Francona manages to get Sox to a special place

Dick Williams, the man maybe most responsible for starting the jalopy, later to be known as "Red Sox Nation," Terry Francona is not.

Williams had an open door policy when he took over in 1967. When the door was open, don't come in.

Forty years later, Terry Francona, an anti-Williams if ever there was one, put the finishing touches on the ride initiated by the Impossible Dream Team.

Man, it looks good.

Four seasons and two championships after he was named the manager of the Boston Red Sox, credit is flying around like the leaves in November.

The pitching. The bullpen. The veterans. The kids. The experience. Josh Beckett. David Ortiz. And the ownership.

All are worthy. Take one away, and guess what?

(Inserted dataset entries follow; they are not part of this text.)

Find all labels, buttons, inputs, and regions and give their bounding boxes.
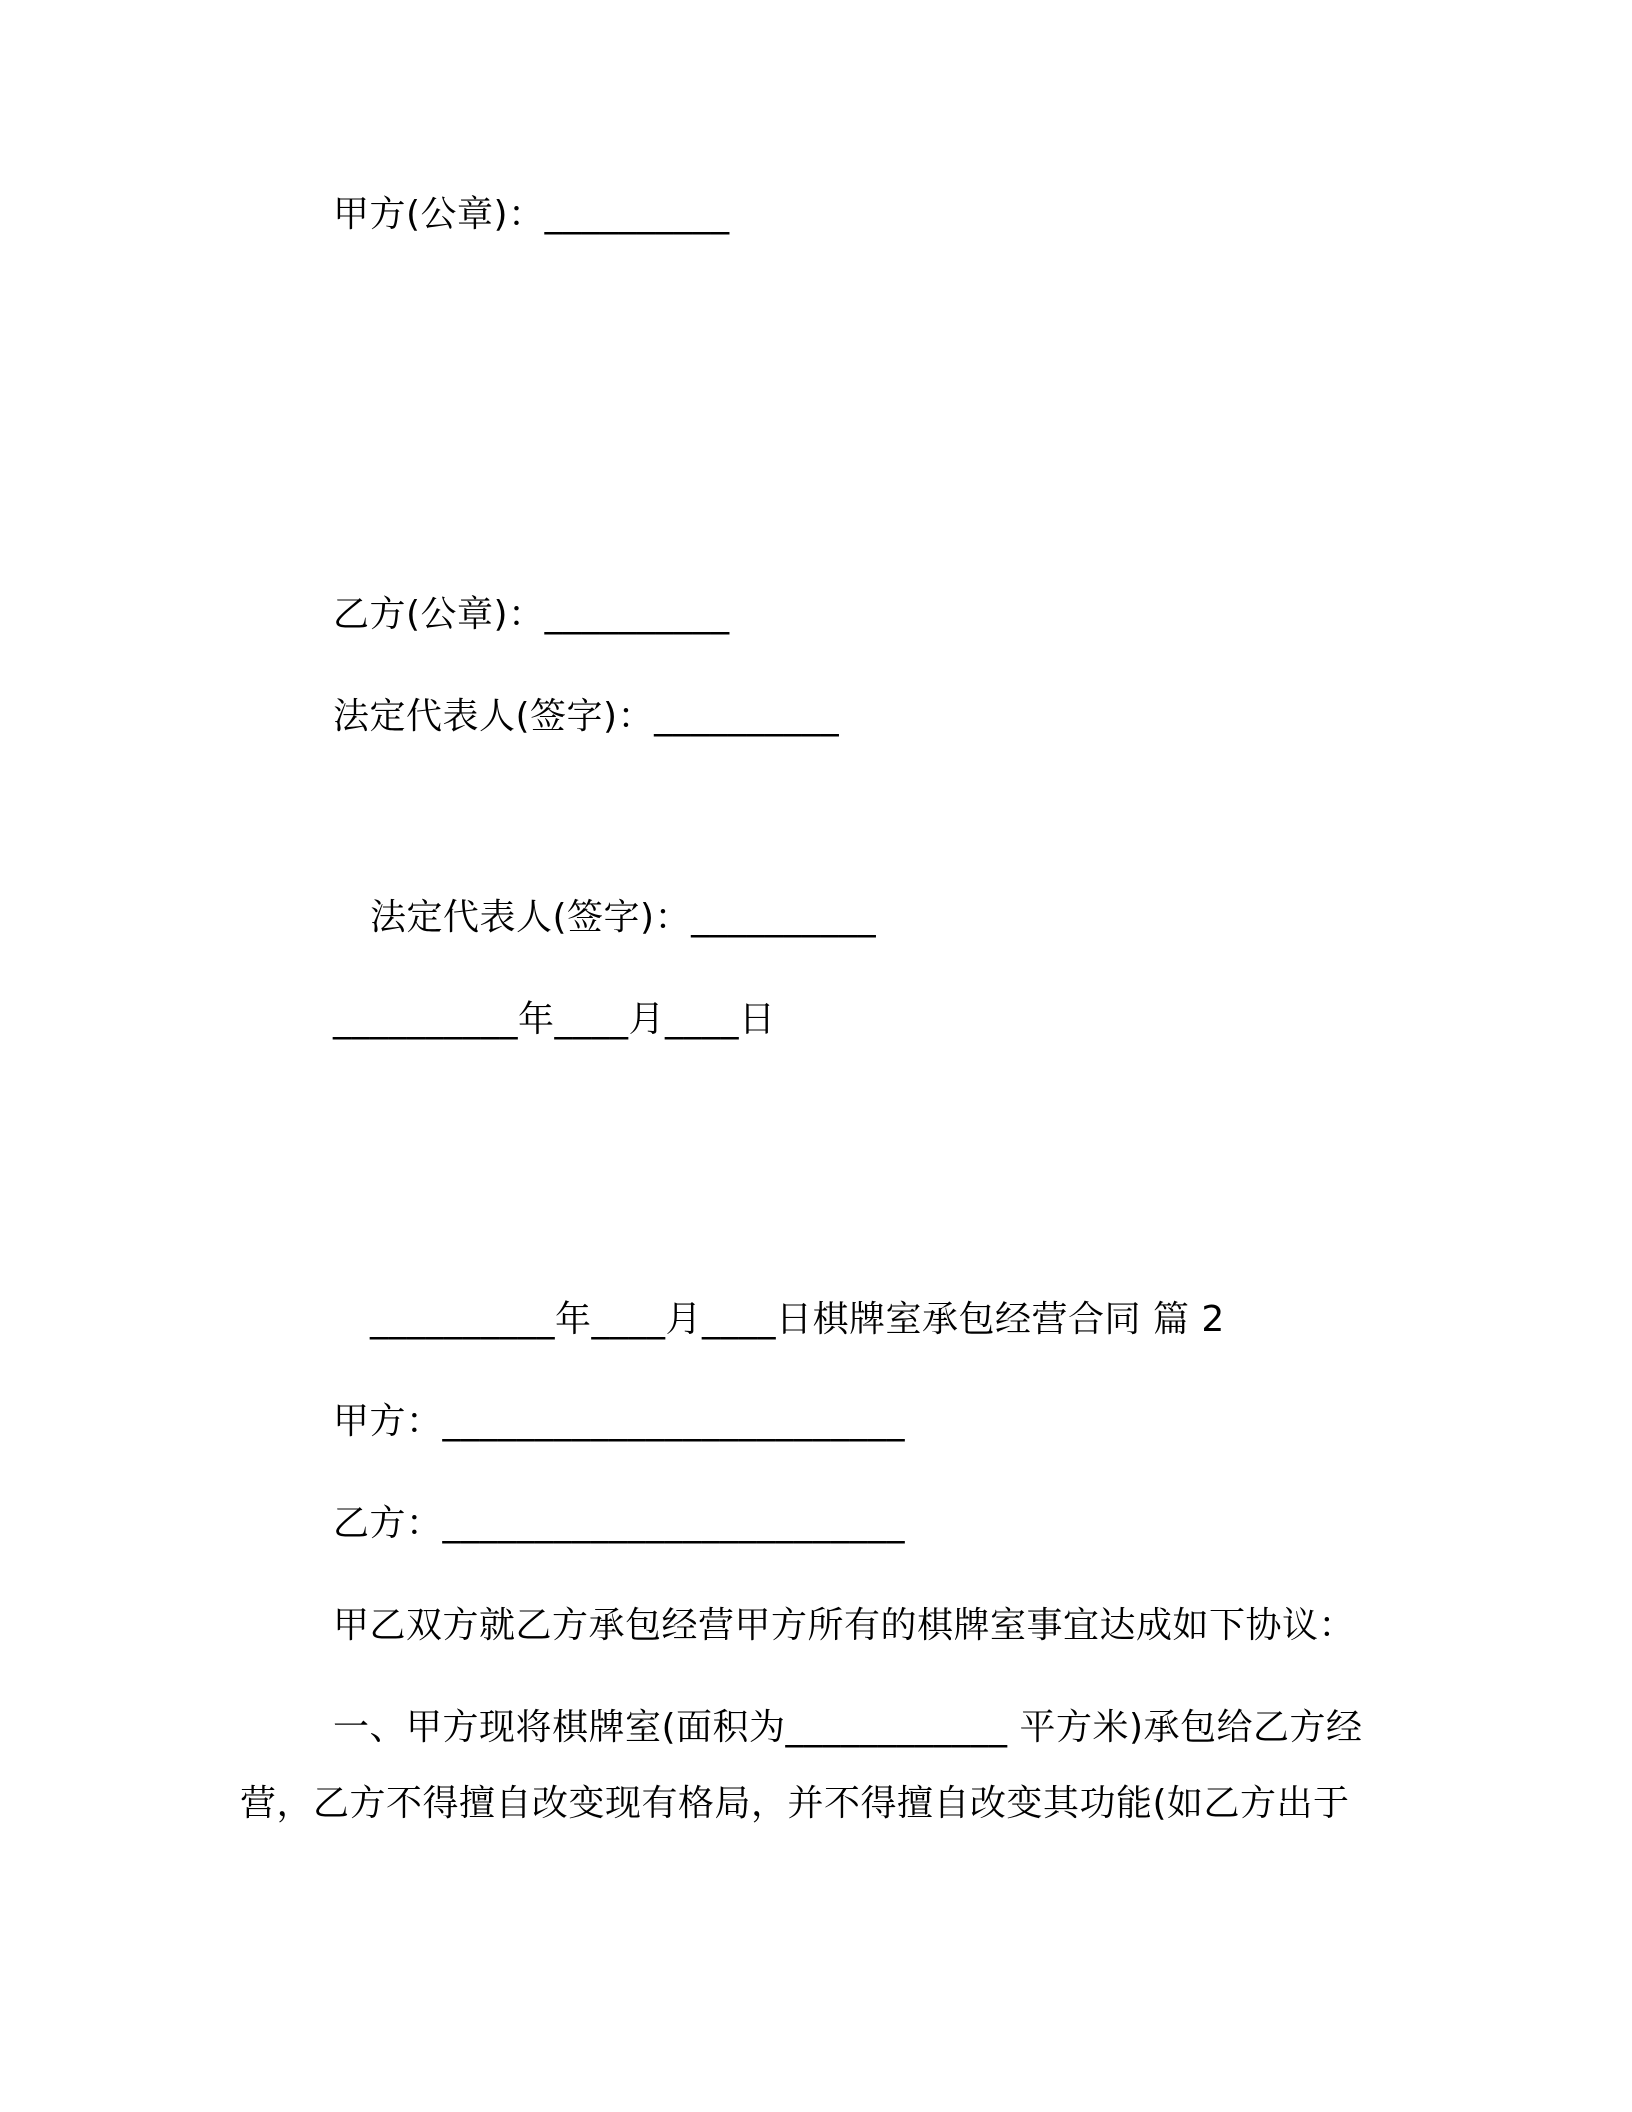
party-a-seal-line: 甲方(公章)：__________ (333, 194, 730, 235)
agreement-intro: 甲乙双方就乙方承包经营甲方所有的棋牌室事宜达成如下协议： (333, 1605, 1356, 1646)
signing-date-line: __________年____月____日 (333, 999, 776, 1040)
contract-title: __________年____月____日棋牌室承包经营合同 篇 2 (370, 1299, 1225, 1340)
clause-1-line-1: 一、甲方现将棋牌室(面积为____________ 平方米)承包给乙方经 (333, 1707, 1363, 1748)
party-b-line: 乙方：_________________________ (333, 1503, 906, 1544)
legal-representative-signature-line-2: 法定代表人(签字)：__________ (370, 897, 877, 938)
clause-1-line-2: 营，乙方不得擅自改变现有格局，并不得擅自改变其功能(如乙方出于 (240, 1783, 1350, 1824)
party-b-seal-line: 乙方(公章)：__________ (333, 594, 730, 635)
party-a-line: 甲方：_________________________ (333, 1401, 906, 1442)
legal-representative-signature-line: 法定代表人(签字)：__________ (333, 696, 840, 737)
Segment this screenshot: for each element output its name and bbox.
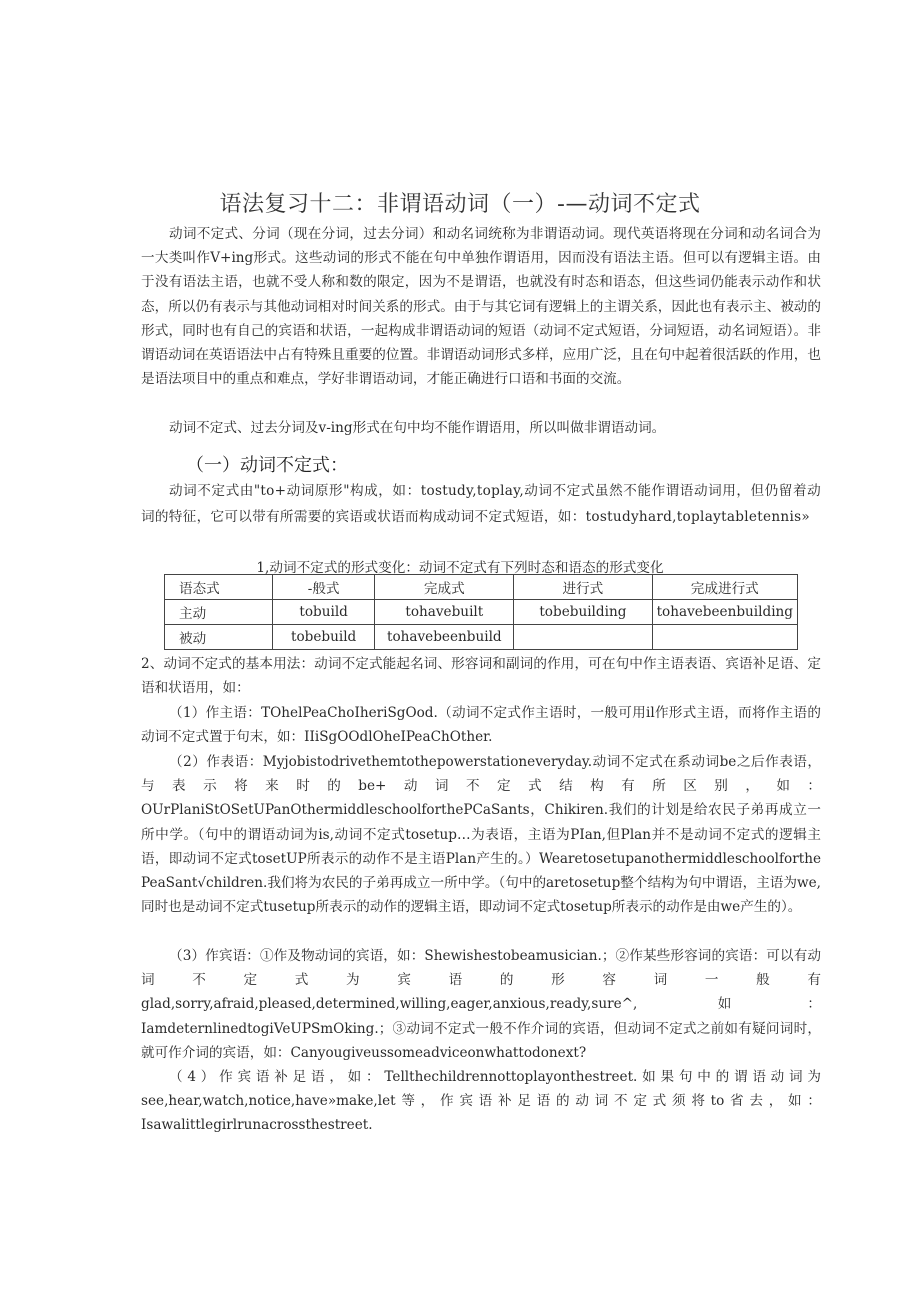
table-cell (514, 625, 652, 650)
table-cell: tohavebuilt (375, 600, 514, 625)
table-cell: tohavebeenbuild (375, 625, 514, 650)
table-caption: 1,动词不定式的形式变化：动词不定式有下列时态和语态的形式变化 (256, 560, 664, 576)
usage-subject-paragraph: （1）作主语：TOhelPeaChoIheriSgOod.（动词不定式作主语时，一般可用il作形式主语，而将作主语的动词不定式置于句末，如：IIiSgOOdlOheIPeaChOther. (141, 705, 821, 746)
table-row (165, 625, 798, 650)
usage-intro-paragraph: 2、动词不定式的基本用法：动词不定式能起名词、形容词和副词的作用，可在句中作主语表语、宾语补足语、定语和状语用，如： (141, 656, 821, 697)
table-cell: tobebuilding (514, 600, 652, 625)
table-cell: tobuild (272, 600, 375, 625)
table-header-row (165, 575, 798, 600)
table-header-cell: 完成进行式 (652, 575, 797, 600)
section-heading: （一）动词不定式： (186, 455, 348, 476)
usage-object-paragraph: （3）作宾语：①作及物动词的宾语，如：Shewishestobeamusician.；②作某些形容词的宾语：可以有动词不定式为宾语的形容词一般有glad,sorry,afraid,pleased,determined,willing,eager,anxious,ready,sure^, 如：IamdeternlinedtogiVeUPSmOking.；③动词不定式一般不作介词的宾语，但动词不定式之前如有疑问词时，就可作介词的宾语，如：Canyougiveussomeadviceonwhattodonext? (141, 948, 821, 1061)
intro-summary-paragraph: 动词不定式、过去分词及v-ing形式在句中均不能作谓语用，所以叫做非谓语动词。 (169, 420, 666, 436)
table-cell (652, 625, 797, 650)
table-cell: 被动 (165, 625, 273, 650)
intro-paragraph: 动词不定式、分词（现在分词，过去分词）和动名词统称为非谓语动词。现代英语将现在分词和动名词合为一大类叫作V+ing形式。这些动词的形式不能在句中单独作谓语用，因而没有语法主语。但可以有逻辑主语。由于没有语法主语，也就不受人称和数的限定，因为不是谓语，也就没有时态和语态，但这些词仍能表示动作和状态，所以仍有表示与其他动词相对时间关系的形式。由于与其它词有逻辑上的主谓关系，因此也有表示主、被动的形式，同时也有自己的宾语和状语，一起构成非谓语动词的短语（动词不定式短语，分词短语，动名词短语）。非谓语动词在英语语法中占有特殊且重要的位置。非谓语动词形式多样，应用广泛，且在句中起着很活跃的作用，也是语法项目中的重点和难点，学好非谓语动词，才能正确进行口语和书面的交流。 (141, 226, 821, 388)
table-row (165, 600, 798, 625)
section-intro-paragraph: 动词不定式由"to+动词原形"构成，如：tostudy,toplay,动词不定式虽然不能作谓语动词用，但仍留着动词的特征，它可以带有所需要的宾语或状语而构成动词不定式短语，如：tostudyhard,toplaytabletennis» (141, 483, 821, 525)
table-cell: 主动 (165, 600, 273, 625)
page-title: 语法复习十二：非谓语动词（一）-—动词不定式 (219, 192, 701, 217)
table-cell: tohavebeenbuilding (652, 600, 797, 625)
table-header-cell: 语态式 (165, 575, 273, 600)
infinitive-forms-table (164, 574, 798, 650)
table-header-cell: 完成式 (375, 575, 514, 600)
usage-predicative-paragraph: （2）作表语：Myjobistodrivethemtothepowerstationeveryday.动词不定式在系动词be之后作表语，与表示将来时的be+动词不定式结构有所区别，如：OUrPlaniStOSetUPanOthermiddleschoolforthePCaSants，Chikiren.我们的计划是给农民子弟再成立一所中学。（句中的谓语动词为is,动词不定式tosetup…为表语，主语为PIan,但Plan并不是动词不定式的逻辑主语，即动词不定式tosetUP所表示的动作不是主语Plan产生的。）Wearetosetupanothermiddleschoolforthe PeaSant√children.我们将为农民的子弟再成立一所中学。（句中的aretosetup整个结构为句中谓语，主语为we,同时也是动词不定式tusetup所表示的动作的逻辑主语，即动词不定式tosetup所表示的动作是由we产生的）。 (141, 754, 821, 916)
table-header-cell: 进行式 (514, 575, 652, 600)
table-cell: tobebuild (272, 625, 375, 650)
table-header-cell: -般式 (272, 575, 375, 600)
usage-complement-paragraph: （4）作宾语补足语，如：Tellthechildrennottoplayonthestreet.如果句中的谓语动词为see,hear,watch,notice,have»make,let等，作宾语补足语的动词不定式须将to省去，如：Isawalittlegirlrunacrossthestreet. (141, 1069, 821, 1134)
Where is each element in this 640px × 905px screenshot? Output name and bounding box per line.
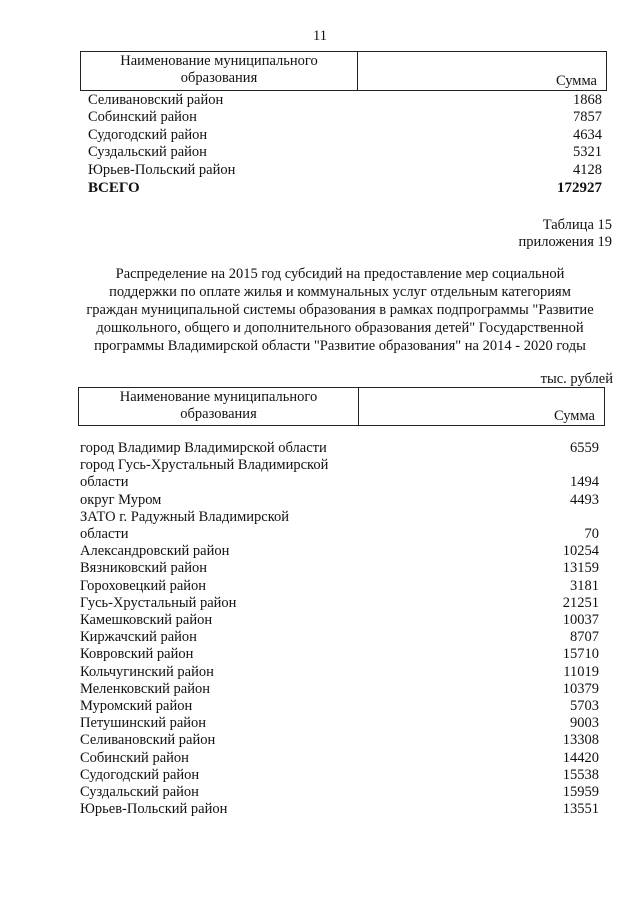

The Red Sox annual golf season would be a month old.

But maybe it's time to go where Red Sox fans rarely turn when doling out the accolades | the manager.

Francona did it. He pulled it off. He embraced his players, normally a no-no around here, and they responded.

He was asked at his first press conference if he could handle the scrutiny from fans and especially the media.

"I've been released from six teams. I've been fired as a manager. I've got no hair. I've got a nose that's three sizes too big for my face, and I grew up in a major league clubhouse," said Francona. "My skin's pretty thick. I'll be OK."

Ya, right. Or so we thought.

He jumped into the fire, just two months removed from Grady Little and Game 7 in Yankee Stadium. So close, but yet so far.

Francona joined the Red Sox almost at the same time Curt Schilling did. Both men, who had been together in Philadelphia, said their deals were mutually exclusive though no one believed them.